Казалось бы, жизнь налаживалась. В ней не хватало только любви. Я мечтал о настоящей любви, Любви с большой буквы «Л». Не о сексе с группиз в туалете гримёрки, а о безумной яркой страсти. А вот её-то мне и стоило бояться больше всего. В тот вечер мы репетировали новую песню на сцене заводского клуба. Песня называлась «Любовь и Смерть», и я орал, что смерти нет, пока ты любишь, а без любви жизнь хуже смерти. А потом увидел в зале её. Она стояла там с подружками, и они громко смеялись, бесстыдно показывая на меня пальцами. Подружек я сразу перестал видеть. Только её. Обычно охрана никого не пускала на наши репы. Такой закон. Но она была девушкой человека, который крышевал клуб. Его звали Клык, и он сам себе был закон. Круче и опаснее его тогда в нашем городке никого не осталось. Он любил ретро-машины, мою группу и её. Она была маленькая, худая, гибкая, как чёрная пантера, смуглая, с широким насмешливым ртом и бешеными цыганскими глазами. Я не знал, как её зовут, но в миг, когда увидел чёртиков в карих искрящихся глазах, понял, что теперь боюсь только одного — что она меня не полюбит. Мир исчез. Провалился в тартарары. Через минуту мы уже целовались прямо там, у сцены, не слыша окриков и предупреждений друзей и подруг, и её тихий бархатный голос шептал мне в ухо что-то невообразимо приятное и трогательное. Через пятнадцать минут мы мчались по ночному городу на её мотоцикле, причём я сидел сзади, как два сокровища нежно сжимая в руках её острые пульсирующие груди, и заходился счастливым смехом, что есть силы задрав голову к чёрному летнему украинскому небу, усыпанному таблетками звёзд.

Через сутки мы очнулись в кровати её подруги, уехавшей в Штаты, ключ от квартиры которой всегда был у неё в кармане. Она разодрала мне в кровь спину, но когда я услышал от неё про Клыка, я понял, что разодрана в кровь моя душа. Она сказала, что мы должны срочно бежать, потому что Клык найдёт нас и убьёт. Что она знает, где спрятаться. Что там нас никто не найдёт. Я слушал и не слышал её, просто делал всё, что она просила. Так мы оказались за городом в доме с заколоченными окнами, в котором из мебели имелся только венский граммофон начала прошлого века с парой пластинок. Ещё на втором этаже стояла крутейшая мраморная ванна на львиных ножках и висели зеркало, водогрей и бойлер.
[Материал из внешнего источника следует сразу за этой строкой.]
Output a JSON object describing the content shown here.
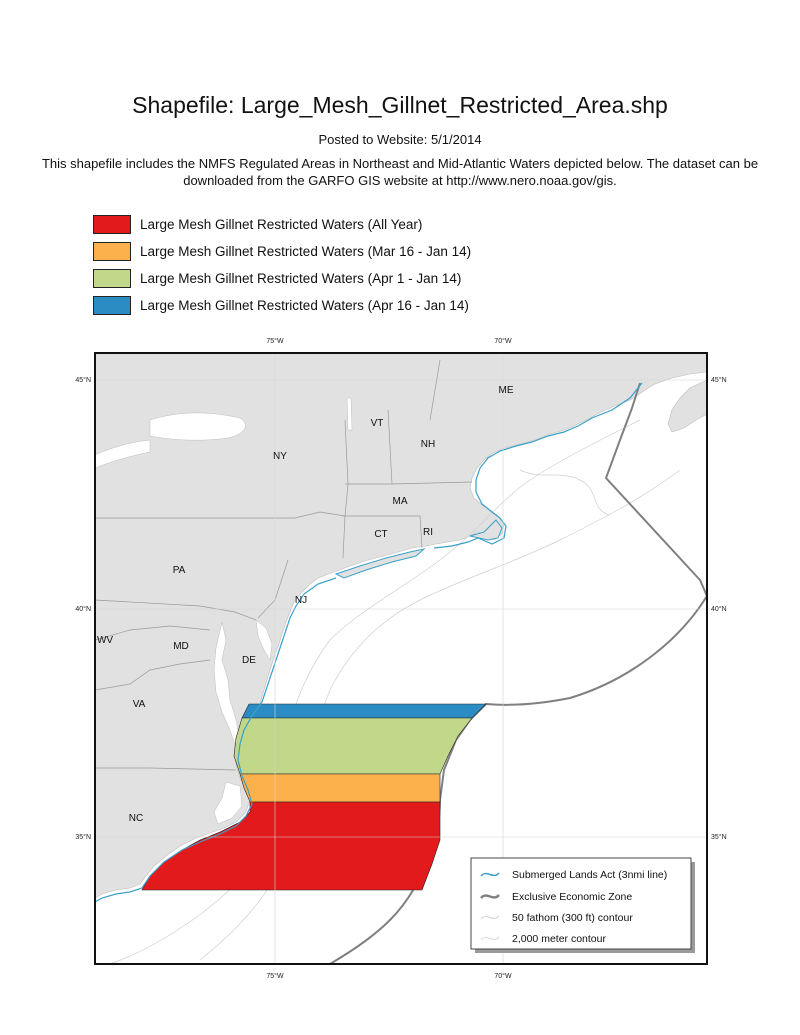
{
  "title": "Shapefile: Large_Mesh_Gillnet_Restricted_Area.shp",
  "posted": "Posted to Website: 5/1/2014",
  "description": "This shapefile includes the NMFS Regulated Areas in Northeast and Mid-Atlantic Waters depicted below. The dataset can be downloaded from the GARFO GIS website at http://www.nero.noaa.gov/gis.",
  "areas_legend": [
    {
      "label": "Large Mesh Gillnet Restricted Waters (All Year)",
      "color": "#e31a1c"
    },
    {
      "label": "Large Mesh Gillnet Restricted Waters (Mar 16 - Jan 14)",
      "color": "#fdb14c"
    },
    {
      "label": "Large Mesh Gillnet Restricted Waters (Apr 1 - Jan 14)",
      "color": "#c1d78a"
    },
    {
      "label": "Large Mesh Gillnet Restricted Waters (Apr 16 - Jan 14)",
      "color": "#2b8cc4"
    }
  ],
  "map": {
    "longitude_ticks": [
      "75°W",
      "70°W"
    ],
    "latitude_ticks": [
      "45°N",
      "40°N",
      "35°N"
    ],
    "states": {
      "me": "ME",
      "vt": "VT",
      "nh": "NH",
      "ny": "NY",
      "ma": "MA",
      "ct": "CT",
      "ri": "RI",
      "pa": "PA",
      "nj": "NJ",
      "wv": "WV",
      "md": "MD",
      "de": "DE",
      "va": "VA",
      "nc": "NC"
    },
    "land_color": "#e1e1e1",
    "ocean_color": "#ffffff",
    "legend": {
      "sla": "Submerged Lands Act (3nmi line)",
      "eez": "Exclusive Economic Zone",
      "fathom": "50 fathom (300 ft) contour",
      "meter": "2,000 meter contour"
    },
    "sla_color": "#3aa0c8",
    "eez_color": "#808080"
  }
}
Дом построили для цыганского барона, но ни отремонтировать его до конца, ни въехать в него он не успел, так как погиб со всей семьёй на героиновой войне. Только граммофон, чей-то подарок на новоселье, и успел завезти. Мы любились сутками, без устали, прямо на деревянном, пахнущем смолой полу, не обращая внимания на занозы, и никак не могли утолить взаимный голод. При этом чувство обычного голода утратилось, равно как и все остальные чувства, кроме всепоглощающей любви. Мы боялись отпустить друг друга хоть на минуту и даже в импровизированный туалет, которым стала ванна, ходили вместе. Утром и днём нас заливало светом через щели в досках окон щедрое летнее солнце, а ночью через эти щели к нам заглядывали в гости холодные звёзды. Мы не могли расстаться. Расставание стало для нас страшнее смерти. Она шептала мне, что не хочет жить без меня. Я вторил ей. Не помню, кто придумал и предложил это сделать. Не важно. Тогда нам казалось, что мы нашли единственный верный выход. Нас всё равно убьют. И жить друг без друга мы не сможем. Мы разбили зеркало, чтобы нас никто не видел. Потом легли в ванну, наполнили её холодной водой, которая тут же нагрелась и чуть не закипела от наших пылающих тел. Потом мы перерезали осколками зеркала друг другу вены на обеих руках. Занялись любовью, а когда кончили, обнялись и стали смотреть, как жизнь уходит из нас розовой водой, переливающейся из ванной тонкими струйками. Мы умирали, глядя в глаза смерти, глядя в глаза друг другу. В её карих, широко открытых глазах прыгали чёртики. Моя любовь улыбалась мне на прощание. Страшно не было. Единственное, чего я боялся, — показать ей, что я боюсь умирать. Больше ничего не помню.